Key points:
- Gaming revenue holds steady at MOP298.3bn year-on-year
- Total government income down 4.8% amid lower financial returns
- Public surplus falls nearly 20% in first four months
Macau collected MOP298.3bn (US$37bn) in gaming-related tax revenue between January and April this year, remaining virtually unchanged from the MOP298.5bn recorded in the same period last year, according to the latest data from the Financial Services Bureau, as reported by Macao Daily.
Despite stable income from gaming, total government revenue fell by 4.8% year-on-year to MOP343.7bn, primarily due to a reduction in financial income, which was around MOP10bn lower than in the previous year. Recurrent income totalled MOP340.4bn, a 4.9% drop from MOP358.1bn a year earlier.
However, with capital spending increasing and financial returns softening, pressure on fiscal stability has become more evident despite positive momentum in tourism and casino operations.
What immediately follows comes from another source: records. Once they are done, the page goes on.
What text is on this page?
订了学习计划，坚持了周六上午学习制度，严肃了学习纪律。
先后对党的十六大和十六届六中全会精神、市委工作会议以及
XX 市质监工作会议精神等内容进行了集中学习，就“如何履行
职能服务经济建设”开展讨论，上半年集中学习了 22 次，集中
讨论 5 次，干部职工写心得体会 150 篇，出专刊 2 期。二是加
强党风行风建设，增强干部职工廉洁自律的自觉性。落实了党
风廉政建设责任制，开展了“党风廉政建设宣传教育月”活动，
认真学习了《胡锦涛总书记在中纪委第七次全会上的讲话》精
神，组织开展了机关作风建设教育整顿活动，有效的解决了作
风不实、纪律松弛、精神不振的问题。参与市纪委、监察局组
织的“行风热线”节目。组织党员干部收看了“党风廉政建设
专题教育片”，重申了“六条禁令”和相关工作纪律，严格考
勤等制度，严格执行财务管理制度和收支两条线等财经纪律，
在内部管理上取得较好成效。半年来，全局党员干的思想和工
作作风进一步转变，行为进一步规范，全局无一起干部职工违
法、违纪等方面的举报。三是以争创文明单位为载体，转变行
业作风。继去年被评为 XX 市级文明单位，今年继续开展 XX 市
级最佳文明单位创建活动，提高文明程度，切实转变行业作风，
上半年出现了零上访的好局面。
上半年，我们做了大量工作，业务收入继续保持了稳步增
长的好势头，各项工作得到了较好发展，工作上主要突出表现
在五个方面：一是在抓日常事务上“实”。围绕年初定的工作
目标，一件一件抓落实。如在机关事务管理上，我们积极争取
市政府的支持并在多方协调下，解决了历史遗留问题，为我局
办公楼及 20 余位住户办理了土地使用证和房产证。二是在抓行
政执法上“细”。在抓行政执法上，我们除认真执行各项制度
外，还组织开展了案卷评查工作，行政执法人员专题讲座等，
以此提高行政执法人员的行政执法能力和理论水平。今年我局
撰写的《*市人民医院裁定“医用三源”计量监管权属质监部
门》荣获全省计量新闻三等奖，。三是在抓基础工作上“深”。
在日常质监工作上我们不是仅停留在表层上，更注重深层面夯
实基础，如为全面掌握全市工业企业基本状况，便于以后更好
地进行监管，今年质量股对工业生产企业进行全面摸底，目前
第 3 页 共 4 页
Total government expenditure during the same period rose by 2.6% to MOP240.5bn. Recurrent spending remained relatively flat at MOP175.1bn, a modest 0.34% rise from last year, while capital expenditure saw a sharper increase of 9.3% to MOP65.4bn.
Good to know: Gaming tax accounted for approximately 86.8% of Macau’s total government revenue in the first four months, highlighting the sector’s continued dominance in the public finances
The surge was mainly attributed to an additional MOP8.75bn spent on equity-related investments under the category of “stocks and other shareholdings.”
The rise in expenditure, coupled with the slight drop in revenue, led to a decline in the public fiscal surplus. The budget surplus for the four-month period stood at MOP103.28bn, down 18.4% compared to the MOP126.7bn recorded during the same period in 2024. The Government is expected to maintain close scrutiny of expenditure and revenue trends as economic uncertainties persist.
April's gross gaming revenue in Macau exceeded expectations, rising 1.7% year-on-year to MOP18.59bn.